Note: You'll need to have Java JDK >=8 installed in your OS

- Running the unit tests

```bash
PYTHONPATH=. python3 -m pytest -vvs . examples/user_retention/tests/test_user_actions.py
```

You can check the example full implementation [here](examples/user_retention/)

## Structure and Guidelines for Data Fixtures

To define a table in a data fixture, begin the line with the keyword **"Table:"** - any preceding header symbols "###" won't interfere with detection, as the parser will still interpret it correctly.

Test data rows must use the **pipe symbol (`|`)** as the leading character. This symbol also separates individual column values, operating much like a comma in a CSV file.

In cases where you need an actual pipe character as part of a column's content, escape it with a backslash: `\|`.
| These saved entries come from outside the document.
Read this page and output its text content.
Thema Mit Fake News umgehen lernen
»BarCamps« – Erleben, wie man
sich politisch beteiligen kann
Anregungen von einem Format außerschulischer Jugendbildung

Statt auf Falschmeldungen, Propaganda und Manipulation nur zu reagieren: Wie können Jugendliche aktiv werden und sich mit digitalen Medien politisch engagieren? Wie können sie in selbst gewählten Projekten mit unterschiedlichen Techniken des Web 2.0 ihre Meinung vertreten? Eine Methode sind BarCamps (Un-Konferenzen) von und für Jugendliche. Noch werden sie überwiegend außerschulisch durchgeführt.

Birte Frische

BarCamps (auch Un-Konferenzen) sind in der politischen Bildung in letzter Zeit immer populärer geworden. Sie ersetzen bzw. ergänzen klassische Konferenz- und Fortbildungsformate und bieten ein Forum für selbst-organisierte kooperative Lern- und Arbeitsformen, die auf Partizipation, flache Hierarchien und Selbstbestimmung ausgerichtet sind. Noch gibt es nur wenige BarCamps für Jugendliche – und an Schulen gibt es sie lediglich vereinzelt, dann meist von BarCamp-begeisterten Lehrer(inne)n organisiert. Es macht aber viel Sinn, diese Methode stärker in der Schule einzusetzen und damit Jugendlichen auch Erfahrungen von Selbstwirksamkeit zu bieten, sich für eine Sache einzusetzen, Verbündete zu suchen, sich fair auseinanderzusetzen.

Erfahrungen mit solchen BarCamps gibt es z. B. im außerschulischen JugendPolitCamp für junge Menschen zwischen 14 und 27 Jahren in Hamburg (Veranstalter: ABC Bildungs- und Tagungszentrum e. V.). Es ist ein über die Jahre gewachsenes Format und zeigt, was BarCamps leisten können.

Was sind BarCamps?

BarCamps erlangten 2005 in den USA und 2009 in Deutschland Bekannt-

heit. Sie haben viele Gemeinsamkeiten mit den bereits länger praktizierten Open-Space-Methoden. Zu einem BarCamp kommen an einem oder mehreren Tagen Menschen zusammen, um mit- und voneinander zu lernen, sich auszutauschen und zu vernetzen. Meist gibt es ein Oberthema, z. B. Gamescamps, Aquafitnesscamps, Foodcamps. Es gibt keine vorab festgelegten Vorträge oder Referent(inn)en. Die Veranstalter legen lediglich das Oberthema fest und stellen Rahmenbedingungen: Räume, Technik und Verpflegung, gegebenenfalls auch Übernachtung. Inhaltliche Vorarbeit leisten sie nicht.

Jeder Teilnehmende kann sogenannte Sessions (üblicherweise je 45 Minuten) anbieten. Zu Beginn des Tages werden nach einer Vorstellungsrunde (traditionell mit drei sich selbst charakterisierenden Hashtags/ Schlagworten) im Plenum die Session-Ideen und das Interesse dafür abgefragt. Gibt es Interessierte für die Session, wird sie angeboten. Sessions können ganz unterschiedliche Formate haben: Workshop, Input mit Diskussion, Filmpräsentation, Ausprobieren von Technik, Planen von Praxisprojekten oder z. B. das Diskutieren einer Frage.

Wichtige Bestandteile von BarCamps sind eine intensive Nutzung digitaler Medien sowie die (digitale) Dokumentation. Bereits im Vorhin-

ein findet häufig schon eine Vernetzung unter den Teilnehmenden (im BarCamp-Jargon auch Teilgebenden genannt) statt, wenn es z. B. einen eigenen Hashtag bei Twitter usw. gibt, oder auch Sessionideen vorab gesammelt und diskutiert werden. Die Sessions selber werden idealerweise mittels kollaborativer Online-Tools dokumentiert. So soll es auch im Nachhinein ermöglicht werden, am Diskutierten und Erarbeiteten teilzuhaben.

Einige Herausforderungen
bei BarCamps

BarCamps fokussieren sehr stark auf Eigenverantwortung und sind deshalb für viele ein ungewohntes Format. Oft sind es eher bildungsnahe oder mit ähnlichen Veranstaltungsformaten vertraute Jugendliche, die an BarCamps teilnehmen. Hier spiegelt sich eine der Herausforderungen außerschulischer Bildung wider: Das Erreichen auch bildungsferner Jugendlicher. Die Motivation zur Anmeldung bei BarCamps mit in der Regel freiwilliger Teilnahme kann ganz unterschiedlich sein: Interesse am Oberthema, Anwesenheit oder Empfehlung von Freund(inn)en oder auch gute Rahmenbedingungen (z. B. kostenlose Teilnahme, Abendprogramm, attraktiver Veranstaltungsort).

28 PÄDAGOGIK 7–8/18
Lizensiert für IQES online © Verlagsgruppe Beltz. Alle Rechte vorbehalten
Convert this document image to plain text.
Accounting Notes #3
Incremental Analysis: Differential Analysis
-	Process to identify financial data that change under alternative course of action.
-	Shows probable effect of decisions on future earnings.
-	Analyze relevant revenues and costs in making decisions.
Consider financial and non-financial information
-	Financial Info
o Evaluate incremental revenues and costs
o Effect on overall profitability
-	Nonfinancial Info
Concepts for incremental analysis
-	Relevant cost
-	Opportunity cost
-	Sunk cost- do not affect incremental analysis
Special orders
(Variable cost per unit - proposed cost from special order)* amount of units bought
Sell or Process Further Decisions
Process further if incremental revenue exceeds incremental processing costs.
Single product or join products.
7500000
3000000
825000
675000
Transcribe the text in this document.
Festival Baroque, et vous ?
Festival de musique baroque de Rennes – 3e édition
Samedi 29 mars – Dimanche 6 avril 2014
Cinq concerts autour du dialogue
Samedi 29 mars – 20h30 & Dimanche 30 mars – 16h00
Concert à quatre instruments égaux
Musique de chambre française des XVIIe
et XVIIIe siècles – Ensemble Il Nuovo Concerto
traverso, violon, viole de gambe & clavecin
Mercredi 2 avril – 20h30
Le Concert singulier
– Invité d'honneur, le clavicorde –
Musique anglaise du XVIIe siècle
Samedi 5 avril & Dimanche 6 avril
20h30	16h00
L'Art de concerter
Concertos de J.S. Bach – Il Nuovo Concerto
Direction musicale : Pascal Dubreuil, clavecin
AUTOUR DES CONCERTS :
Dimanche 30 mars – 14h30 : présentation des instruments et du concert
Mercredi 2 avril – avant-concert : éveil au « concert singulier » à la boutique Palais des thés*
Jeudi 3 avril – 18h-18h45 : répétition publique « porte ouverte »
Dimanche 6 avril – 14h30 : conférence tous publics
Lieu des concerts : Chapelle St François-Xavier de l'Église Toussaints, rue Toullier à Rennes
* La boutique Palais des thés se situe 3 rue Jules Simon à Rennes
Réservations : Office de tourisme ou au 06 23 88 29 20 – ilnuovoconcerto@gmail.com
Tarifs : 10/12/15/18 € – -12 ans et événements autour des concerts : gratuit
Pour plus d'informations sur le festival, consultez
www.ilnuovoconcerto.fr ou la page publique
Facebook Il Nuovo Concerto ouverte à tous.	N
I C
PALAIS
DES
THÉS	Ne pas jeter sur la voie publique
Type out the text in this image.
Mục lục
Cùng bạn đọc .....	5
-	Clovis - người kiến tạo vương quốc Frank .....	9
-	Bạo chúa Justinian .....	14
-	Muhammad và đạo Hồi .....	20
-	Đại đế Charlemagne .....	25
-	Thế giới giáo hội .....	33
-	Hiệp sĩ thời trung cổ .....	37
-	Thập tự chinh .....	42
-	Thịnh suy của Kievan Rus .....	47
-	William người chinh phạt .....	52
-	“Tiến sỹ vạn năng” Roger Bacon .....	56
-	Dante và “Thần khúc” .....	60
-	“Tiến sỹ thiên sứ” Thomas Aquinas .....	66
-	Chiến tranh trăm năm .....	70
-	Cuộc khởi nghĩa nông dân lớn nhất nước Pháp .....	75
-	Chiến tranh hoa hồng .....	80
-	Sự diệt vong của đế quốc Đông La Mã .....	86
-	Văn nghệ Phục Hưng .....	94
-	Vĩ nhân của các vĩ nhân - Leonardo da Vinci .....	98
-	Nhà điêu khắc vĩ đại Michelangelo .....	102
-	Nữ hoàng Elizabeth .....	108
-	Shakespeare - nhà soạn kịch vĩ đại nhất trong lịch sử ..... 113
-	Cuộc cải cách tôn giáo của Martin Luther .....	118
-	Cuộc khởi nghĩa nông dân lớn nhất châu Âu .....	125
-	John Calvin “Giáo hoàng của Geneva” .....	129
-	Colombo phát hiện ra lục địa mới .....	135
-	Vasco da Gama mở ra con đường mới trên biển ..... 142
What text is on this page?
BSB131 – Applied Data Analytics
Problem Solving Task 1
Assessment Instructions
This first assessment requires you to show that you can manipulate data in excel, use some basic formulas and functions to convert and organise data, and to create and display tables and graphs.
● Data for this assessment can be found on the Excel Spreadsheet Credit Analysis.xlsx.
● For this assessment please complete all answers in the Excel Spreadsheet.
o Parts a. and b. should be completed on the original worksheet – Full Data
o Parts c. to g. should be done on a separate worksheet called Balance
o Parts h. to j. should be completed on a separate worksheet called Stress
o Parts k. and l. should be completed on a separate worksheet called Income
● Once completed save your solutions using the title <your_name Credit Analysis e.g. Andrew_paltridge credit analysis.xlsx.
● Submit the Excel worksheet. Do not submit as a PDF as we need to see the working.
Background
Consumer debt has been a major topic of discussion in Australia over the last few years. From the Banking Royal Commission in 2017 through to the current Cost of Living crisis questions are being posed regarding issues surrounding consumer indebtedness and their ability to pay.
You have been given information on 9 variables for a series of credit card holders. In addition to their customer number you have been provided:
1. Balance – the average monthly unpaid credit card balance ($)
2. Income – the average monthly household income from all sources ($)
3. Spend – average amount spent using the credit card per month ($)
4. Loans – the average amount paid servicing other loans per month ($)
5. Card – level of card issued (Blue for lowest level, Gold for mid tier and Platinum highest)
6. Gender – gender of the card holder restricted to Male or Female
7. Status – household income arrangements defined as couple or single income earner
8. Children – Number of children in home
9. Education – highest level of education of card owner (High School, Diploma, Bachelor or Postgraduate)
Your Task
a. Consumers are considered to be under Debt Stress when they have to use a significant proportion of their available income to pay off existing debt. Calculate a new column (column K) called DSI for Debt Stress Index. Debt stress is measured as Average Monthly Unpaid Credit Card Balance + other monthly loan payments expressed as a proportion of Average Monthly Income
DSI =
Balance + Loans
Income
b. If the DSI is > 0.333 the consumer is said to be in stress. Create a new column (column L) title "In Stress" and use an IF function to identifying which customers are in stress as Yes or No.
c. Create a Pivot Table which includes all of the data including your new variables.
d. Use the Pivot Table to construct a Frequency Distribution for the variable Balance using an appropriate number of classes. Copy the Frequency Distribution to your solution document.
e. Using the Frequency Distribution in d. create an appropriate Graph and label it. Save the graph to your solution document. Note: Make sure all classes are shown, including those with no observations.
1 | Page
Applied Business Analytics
To denote a NULL value, write it as `<NULL>`

Markdown formatting is fully supported. You can embed links, images, or add human-friendly notes to make the fixture files easier to understand.

The inline data types must be PySpark valid.

This format plays a dual role - it doubles as test documentation and actual input for executing unit tests.

Some examples:

- [Different ways to define tables and its schemas](tests/pyspark_job.tests.md)
- [Defining the schemas externally as JSON files](tests/pyspark_job_schemas_fetcher.tests.md)
- [2 input tables and 1 output table](examples/advertiser_status/tests/solution.tests.md)
- [1 input table and 1 output table](examples/user_retention/tests/solution.tests.md)

## Notes

"Bujía" in Spanish (pronounced boo-HEE-ah) means spark plug.

This project was built independently as a flexible, general-purpose toolkit for PySpark unit testing.